Details asymmetry is falling down
For many years, the core advantage in ad tech was details crookedness: Whoever best recognized the public auction mechanics, fee framework and log data had the most power.
That benefit is evaporating. Business advertisers, that are moving thousands of millions from direct TV to programmatic CTV, are asking better inquiries and sharing experiences. AI tools now rest on every media buyer’s desktop, ready to highlight hidden costs, fix up billings and redline MSAs. The bridge from contract language to platform habits to P&L influence is coming to be machine-readable.
When transparency ends up being commoditized, opaque business economics shift from function to liability.
In this brand-new fact, The Profession Desk’s moat won’t be a black-box quote engine. Rather, it must focus on calculated advisory and solution where it’s truly separated. And it ought to pivot towards dealing with agreement clearness as a first-rate item attribute.
What this indicates for the market
While TTD’s growth is stalling, CTV advertising and marketing isn’t decreasing. Digital video clip recorded almost 60 % of all TV advertisement spend in 2025 The opportunity is huge.
But market growth doesn’t immediately translate to symmetrical share.
The path onward isn’t complicated.

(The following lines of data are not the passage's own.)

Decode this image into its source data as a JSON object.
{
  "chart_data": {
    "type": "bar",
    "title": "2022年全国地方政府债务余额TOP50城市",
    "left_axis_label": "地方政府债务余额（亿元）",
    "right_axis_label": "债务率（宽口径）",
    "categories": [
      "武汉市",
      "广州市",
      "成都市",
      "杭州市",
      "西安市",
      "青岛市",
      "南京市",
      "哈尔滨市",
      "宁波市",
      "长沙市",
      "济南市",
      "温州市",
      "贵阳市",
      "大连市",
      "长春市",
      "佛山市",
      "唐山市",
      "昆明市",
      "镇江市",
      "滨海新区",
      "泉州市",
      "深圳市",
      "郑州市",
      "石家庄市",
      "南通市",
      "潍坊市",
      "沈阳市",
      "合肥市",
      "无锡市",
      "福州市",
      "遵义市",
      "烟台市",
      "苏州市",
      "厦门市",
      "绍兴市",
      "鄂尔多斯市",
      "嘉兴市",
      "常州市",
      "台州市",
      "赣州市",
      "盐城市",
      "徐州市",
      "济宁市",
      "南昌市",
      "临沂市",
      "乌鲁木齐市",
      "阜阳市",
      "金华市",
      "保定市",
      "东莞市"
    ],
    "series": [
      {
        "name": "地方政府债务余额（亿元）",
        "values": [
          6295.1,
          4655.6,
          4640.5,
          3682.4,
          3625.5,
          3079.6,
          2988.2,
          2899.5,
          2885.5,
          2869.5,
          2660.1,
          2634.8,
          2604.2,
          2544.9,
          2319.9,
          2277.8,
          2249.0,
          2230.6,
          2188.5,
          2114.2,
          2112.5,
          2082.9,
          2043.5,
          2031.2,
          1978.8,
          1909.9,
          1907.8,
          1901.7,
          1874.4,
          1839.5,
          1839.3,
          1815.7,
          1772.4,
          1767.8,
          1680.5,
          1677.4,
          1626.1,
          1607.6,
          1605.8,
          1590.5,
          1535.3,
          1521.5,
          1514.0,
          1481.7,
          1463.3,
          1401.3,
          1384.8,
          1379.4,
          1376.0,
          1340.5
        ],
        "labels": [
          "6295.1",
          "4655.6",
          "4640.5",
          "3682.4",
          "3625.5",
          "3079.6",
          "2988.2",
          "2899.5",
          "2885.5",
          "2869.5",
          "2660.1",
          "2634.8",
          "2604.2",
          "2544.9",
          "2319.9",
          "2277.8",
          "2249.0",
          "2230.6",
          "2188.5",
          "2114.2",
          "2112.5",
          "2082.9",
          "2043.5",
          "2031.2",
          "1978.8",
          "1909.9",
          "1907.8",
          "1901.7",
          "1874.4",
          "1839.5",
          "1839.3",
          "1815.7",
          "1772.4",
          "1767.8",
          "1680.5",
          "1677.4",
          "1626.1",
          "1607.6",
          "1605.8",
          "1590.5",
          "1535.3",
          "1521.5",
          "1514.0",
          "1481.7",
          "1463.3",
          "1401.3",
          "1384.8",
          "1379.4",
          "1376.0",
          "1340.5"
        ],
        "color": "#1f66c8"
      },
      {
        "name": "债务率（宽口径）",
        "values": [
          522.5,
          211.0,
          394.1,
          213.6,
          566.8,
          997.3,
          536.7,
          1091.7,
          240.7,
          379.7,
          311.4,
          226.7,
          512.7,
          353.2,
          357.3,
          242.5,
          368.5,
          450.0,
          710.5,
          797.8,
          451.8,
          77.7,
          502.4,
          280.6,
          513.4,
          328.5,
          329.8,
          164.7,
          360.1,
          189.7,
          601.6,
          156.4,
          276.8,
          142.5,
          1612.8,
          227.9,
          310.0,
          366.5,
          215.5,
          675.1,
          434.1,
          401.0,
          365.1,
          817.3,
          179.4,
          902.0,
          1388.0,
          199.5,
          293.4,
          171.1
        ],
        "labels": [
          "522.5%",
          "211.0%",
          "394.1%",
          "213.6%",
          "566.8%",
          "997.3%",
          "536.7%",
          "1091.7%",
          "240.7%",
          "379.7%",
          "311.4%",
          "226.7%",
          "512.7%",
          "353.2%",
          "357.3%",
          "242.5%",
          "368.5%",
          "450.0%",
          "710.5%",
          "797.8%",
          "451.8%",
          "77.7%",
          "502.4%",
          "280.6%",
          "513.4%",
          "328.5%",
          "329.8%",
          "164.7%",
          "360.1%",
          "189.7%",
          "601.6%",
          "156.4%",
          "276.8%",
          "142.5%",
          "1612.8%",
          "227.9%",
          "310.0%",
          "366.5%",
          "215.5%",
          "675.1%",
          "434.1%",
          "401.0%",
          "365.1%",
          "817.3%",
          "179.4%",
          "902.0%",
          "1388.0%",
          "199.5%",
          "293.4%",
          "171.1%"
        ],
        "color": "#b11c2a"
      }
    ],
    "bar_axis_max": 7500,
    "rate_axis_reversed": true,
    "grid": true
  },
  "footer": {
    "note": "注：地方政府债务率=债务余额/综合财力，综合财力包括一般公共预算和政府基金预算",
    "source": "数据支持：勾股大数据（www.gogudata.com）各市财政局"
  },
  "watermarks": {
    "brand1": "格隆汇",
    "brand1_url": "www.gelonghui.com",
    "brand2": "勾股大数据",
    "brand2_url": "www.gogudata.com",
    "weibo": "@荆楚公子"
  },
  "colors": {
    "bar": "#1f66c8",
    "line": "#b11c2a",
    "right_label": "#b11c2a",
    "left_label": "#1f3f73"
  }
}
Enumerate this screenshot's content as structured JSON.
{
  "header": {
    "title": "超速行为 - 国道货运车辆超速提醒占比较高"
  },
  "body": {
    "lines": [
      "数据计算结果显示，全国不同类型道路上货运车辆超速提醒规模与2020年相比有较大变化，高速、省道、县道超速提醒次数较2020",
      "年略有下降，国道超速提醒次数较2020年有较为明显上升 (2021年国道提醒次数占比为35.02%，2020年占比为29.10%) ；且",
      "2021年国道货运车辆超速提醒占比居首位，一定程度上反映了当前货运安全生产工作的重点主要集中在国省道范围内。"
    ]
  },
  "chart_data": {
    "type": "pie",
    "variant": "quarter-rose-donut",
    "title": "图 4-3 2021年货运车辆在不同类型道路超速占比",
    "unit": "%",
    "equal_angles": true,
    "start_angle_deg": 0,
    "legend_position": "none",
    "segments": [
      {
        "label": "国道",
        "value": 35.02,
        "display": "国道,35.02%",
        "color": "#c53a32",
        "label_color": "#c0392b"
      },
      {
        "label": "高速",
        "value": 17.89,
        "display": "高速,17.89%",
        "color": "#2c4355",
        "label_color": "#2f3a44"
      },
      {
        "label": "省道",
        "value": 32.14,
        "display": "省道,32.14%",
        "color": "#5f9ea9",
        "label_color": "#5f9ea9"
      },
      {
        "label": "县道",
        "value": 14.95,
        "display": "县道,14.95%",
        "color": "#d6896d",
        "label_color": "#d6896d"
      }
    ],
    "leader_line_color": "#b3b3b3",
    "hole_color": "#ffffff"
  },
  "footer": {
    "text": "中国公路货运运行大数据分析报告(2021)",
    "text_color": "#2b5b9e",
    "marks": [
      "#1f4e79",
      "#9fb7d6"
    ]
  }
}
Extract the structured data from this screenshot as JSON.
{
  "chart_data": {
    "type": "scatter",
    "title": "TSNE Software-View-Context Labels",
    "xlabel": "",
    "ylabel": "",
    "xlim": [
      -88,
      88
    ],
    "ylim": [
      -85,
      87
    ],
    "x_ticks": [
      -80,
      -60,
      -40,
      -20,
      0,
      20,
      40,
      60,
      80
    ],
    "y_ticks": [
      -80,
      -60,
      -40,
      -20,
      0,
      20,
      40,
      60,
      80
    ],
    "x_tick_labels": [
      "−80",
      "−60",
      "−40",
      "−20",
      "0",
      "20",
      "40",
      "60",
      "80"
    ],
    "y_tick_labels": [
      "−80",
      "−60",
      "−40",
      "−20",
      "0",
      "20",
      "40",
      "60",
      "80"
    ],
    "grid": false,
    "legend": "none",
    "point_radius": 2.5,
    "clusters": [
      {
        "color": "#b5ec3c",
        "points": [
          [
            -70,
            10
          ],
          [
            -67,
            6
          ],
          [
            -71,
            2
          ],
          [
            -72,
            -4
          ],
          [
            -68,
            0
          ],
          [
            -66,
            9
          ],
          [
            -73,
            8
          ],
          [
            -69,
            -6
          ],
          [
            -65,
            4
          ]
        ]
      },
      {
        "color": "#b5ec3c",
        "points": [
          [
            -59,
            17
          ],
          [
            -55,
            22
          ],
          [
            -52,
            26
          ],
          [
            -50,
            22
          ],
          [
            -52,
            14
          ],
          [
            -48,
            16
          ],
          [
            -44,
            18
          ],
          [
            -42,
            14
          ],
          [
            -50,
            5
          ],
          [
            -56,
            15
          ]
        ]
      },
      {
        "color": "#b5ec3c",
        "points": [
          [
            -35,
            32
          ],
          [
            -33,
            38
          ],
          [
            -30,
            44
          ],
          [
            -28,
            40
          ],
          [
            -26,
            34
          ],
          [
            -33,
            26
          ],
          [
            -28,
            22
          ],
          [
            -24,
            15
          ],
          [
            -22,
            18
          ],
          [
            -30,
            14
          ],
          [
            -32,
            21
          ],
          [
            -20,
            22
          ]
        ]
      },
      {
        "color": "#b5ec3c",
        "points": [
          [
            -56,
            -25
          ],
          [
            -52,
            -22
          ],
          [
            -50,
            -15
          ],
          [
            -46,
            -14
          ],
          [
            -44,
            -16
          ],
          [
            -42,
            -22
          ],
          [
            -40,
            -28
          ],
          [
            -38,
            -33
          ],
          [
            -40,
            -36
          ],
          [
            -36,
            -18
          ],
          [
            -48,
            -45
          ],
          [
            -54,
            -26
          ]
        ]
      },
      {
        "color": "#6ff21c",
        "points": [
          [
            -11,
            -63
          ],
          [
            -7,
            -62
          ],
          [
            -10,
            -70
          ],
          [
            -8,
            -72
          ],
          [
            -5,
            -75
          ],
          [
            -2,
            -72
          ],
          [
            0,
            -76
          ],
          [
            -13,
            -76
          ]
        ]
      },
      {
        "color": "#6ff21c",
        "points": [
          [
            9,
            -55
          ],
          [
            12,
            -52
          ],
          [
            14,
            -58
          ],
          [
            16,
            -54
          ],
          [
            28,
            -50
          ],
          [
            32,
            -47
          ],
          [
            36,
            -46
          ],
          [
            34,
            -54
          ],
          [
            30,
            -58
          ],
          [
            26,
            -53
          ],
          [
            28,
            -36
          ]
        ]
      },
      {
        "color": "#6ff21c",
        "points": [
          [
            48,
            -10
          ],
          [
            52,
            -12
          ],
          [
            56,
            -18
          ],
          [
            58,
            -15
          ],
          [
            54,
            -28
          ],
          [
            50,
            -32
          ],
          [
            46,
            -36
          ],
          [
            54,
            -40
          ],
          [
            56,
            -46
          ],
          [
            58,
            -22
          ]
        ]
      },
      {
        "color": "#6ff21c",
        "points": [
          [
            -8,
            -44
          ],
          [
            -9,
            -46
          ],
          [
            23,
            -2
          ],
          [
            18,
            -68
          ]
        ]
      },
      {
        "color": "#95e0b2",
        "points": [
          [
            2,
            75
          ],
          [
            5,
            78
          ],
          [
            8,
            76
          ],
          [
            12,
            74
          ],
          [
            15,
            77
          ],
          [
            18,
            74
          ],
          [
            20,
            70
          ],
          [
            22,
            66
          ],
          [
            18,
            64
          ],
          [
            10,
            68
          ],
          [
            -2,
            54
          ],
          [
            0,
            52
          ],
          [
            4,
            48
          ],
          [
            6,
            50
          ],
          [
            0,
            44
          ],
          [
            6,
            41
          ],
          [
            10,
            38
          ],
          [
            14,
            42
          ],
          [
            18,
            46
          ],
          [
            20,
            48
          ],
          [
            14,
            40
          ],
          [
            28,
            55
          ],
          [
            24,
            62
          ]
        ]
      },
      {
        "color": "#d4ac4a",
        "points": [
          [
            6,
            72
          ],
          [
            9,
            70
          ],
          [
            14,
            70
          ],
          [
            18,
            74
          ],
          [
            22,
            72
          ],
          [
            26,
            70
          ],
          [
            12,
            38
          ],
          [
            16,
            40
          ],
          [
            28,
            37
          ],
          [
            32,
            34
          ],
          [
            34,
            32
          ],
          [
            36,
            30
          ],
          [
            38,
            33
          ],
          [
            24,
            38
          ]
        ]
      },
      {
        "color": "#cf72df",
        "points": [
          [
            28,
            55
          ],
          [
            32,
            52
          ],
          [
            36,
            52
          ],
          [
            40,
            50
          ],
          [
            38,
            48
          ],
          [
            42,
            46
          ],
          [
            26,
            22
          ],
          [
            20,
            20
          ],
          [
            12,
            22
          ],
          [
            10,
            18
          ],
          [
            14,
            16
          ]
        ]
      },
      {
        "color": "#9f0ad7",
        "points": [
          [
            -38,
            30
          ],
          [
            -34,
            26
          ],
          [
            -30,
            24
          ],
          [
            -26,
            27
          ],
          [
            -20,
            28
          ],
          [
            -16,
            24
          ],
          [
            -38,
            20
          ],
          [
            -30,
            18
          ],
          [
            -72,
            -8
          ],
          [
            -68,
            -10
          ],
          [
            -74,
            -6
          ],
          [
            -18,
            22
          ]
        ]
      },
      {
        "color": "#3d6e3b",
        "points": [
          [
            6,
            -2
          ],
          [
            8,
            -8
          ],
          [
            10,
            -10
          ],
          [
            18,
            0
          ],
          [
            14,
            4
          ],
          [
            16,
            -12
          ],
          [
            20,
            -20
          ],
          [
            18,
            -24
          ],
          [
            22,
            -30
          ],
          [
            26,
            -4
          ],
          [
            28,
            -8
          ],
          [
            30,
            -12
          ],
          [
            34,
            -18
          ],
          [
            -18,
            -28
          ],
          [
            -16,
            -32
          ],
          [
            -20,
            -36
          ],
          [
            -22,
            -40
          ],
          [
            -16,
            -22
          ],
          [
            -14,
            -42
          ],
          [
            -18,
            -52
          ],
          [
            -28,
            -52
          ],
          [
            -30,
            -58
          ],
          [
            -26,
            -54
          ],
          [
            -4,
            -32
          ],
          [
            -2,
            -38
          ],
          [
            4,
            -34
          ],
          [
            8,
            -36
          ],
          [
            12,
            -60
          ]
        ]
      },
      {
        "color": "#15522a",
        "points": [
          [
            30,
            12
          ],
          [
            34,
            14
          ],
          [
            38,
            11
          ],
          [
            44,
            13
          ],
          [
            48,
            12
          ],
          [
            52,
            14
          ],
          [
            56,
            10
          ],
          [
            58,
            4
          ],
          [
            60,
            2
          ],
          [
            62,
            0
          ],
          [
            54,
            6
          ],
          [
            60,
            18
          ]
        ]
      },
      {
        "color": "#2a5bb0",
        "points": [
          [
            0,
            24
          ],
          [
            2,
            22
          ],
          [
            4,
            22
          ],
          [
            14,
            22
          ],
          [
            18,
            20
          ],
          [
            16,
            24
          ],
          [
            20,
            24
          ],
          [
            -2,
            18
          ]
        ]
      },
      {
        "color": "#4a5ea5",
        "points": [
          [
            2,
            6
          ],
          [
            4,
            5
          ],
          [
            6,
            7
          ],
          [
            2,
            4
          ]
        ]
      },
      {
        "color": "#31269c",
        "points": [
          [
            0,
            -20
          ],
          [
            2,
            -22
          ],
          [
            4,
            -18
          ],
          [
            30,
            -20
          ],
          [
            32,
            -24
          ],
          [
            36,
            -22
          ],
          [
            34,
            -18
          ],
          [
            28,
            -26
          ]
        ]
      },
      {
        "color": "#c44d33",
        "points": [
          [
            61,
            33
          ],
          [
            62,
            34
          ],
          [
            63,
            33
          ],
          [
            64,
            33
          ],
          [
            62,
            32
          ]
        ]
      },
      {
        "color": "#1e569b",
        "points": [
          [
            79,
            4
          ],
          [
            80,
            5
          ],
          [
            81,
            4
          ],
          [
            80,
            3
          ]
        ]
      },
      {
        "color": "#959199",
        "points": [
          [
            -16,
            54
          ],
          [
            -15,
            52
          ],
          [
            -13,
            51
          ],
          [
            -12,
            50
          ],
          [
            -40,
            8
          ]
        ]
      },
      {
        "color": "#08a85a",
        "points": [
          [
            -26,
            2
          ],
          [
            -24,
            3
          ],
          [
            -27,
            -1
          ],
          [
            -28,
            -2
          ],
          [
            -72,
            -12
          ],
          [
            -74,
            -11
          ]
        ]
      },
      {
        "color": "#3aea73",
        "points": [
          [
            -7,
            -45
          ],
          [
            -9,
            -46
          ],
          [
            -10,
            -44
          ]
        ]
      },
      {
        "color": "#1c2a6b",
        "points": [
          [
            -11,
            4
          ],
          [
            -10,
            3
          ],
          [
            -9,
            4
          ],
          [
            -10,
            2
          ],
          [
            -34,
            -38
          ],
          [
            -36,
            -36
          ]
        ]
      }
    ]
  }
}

Systems must reveal all charges at the point of activation and on billing line items, not buried in a CPM.
For TTD, right here are a couple of pointers: Surface area Anticipating Clearing pricing transparently in billings. Permit buyers to take care of Efficiency Mode setups without being pressed into Control Mode, where fees compound. And be more open not practically supply-chain top quality however the margins baked right into programmatic offers.
The Profession Workdesk can transform its deceleration trend around. It has genuine assets to take advantage of: 95 %+ consumer retention, strong solution partnerships and scaled relationships on both sides of the supply chain.
Those are differentiators worth spending for– as long as CTV purchasers genuinely recognize the expenses.
On TV & Video is a column exploring chances and difficulties in advanced TV and video clip.
Comply with Sarah Caputo and AdExchanger on LinkedIn.
Advised AI Marketing Equipment
Disclosure: We may make a compensation from affiliate web links.